Once they ran that, they pushed the reset button while avrdude tried to connect to the chip.

In their post, they also replace the thermistor.


[11]: http://www.sailfishfirmware.com/doc/details-s3g-and-x3g.html

A helpful document from the Sailfish firmware website about the meaning behind "S3G" and "X3G". In short, S3G is short for "Sanguino3 Gcode" and is a binary format for printer controls. X3G is MakerBot's extension of S3G o include a few other commands. It's mostly used because it's a little faster to parse, which helps bad microprocessors.


[12]: https://www.3dhubs.com/talk/t/decent-slicing-software-for-ctc-bizer-dual-extruder/7207

This is a pretty old post on 3dhubs titled "Decent Slicing software for CTC Bizer (Dual Extruder)". It ultimately comes down to people suggesting Simplify3D.

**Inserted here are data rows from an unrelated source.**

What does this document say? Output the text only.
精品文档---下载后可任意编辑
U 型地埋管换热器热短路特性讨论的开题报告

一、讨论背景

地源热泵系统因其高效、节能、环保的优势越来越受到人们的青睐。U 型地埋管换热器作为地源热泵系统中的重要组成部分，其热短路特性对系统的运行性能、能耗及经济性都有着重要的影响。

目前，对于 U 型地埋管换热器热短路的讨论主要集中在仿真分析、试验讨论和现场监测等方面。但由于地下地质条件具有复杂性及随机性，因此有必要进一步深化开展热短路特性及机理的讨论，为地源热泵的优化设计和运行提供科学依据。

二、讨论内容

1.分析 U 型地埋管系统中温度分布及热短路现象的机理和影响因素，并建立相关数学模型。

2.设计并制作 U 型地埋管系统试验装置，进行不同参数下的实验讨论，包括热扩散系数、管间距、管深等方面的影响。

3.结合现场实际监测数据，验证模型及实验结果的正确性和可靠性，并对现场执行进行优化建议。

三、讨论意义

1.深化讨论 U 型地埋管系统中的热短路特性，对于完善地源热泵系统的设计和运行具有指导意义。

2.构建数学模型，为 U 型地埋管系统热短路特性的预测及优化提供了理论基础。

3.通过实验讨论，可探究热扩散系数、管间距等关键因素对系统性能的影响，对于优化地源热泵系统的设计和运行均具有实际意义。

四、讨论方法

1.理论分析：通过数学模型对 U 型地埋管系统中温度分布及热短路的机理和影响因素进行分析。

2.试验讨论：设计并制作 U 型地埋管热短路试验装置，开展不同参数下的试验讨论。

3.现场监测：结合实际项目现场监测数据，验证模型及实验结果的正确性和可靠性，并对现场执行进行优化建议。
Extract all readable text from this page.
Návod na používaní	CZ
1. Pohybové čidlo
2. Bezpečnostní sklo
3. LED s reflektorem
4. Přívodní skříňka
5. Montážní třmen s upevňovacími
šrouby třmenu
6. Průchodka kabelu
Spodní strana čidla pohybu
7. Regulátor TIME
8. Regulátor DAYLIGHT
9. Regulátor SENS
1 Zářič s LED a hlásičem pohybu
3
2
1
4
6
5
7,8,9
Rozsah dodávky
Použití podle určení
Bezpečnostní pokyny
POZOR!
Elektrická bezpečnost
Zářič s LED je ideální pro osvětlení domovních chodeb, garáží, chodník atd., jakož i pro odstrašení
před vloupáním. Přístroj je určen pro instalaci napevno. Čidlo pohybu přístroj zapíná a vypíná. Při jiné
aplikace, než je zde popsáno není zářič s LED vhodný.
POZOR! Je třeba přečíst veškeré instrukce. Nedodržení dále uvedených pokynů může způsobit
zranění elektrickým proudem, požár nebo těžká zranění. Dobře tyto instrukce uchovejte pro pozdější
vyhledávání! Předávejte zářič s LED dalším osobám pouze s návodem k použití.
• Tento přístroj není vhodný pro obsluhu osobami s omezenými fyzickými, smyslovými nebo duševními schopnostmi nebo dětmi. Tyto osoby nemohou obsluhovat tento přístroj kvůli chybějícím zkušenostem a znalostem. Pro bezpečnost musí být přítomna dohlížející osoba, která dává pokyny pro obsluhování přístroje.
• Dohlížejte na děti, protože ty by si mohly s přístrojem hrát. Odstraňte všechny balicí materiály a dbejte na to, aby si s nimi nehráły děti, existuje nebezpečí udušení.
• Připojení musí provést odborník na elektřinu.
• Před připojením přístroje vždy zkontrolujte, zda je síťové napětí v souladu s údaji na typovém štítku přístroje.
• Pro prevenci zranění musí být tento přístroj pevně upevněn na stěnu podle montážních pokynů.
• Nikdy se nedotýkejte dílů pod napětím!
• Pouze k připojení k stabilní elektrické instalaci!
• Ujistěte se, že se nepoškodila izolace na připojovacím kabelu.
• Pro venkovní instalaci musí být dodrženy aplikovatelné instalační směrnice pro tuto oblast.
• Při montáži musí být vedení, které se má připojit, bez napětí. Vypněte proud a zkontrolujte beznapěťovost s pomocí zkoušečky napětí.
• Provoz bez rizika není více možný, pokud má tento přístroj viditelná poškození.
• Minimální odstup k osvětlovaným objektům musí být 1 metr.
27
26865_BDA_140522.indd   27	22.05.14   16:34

[13]: https://www.3dhubs.com/talk/t/ctc-3d-printer-software-compatibility-general-questions/3932/2

A post on 3dhubs titled "CTC 3D printer software compatibility / general questions". One of the responses suggests uses Octoprint which has a GPX plugin to hand converting between G-code and X3G. This might be useful in the future because it would mean that I could directly control the printer without being required to use the SD card all the time. I think there's more value that can be gotten from the 2nd post in the thread, but not until I try out Octoprint or want to upgrade to Sailfish.

Also, the second poster is the one who wrote [10], so there's that.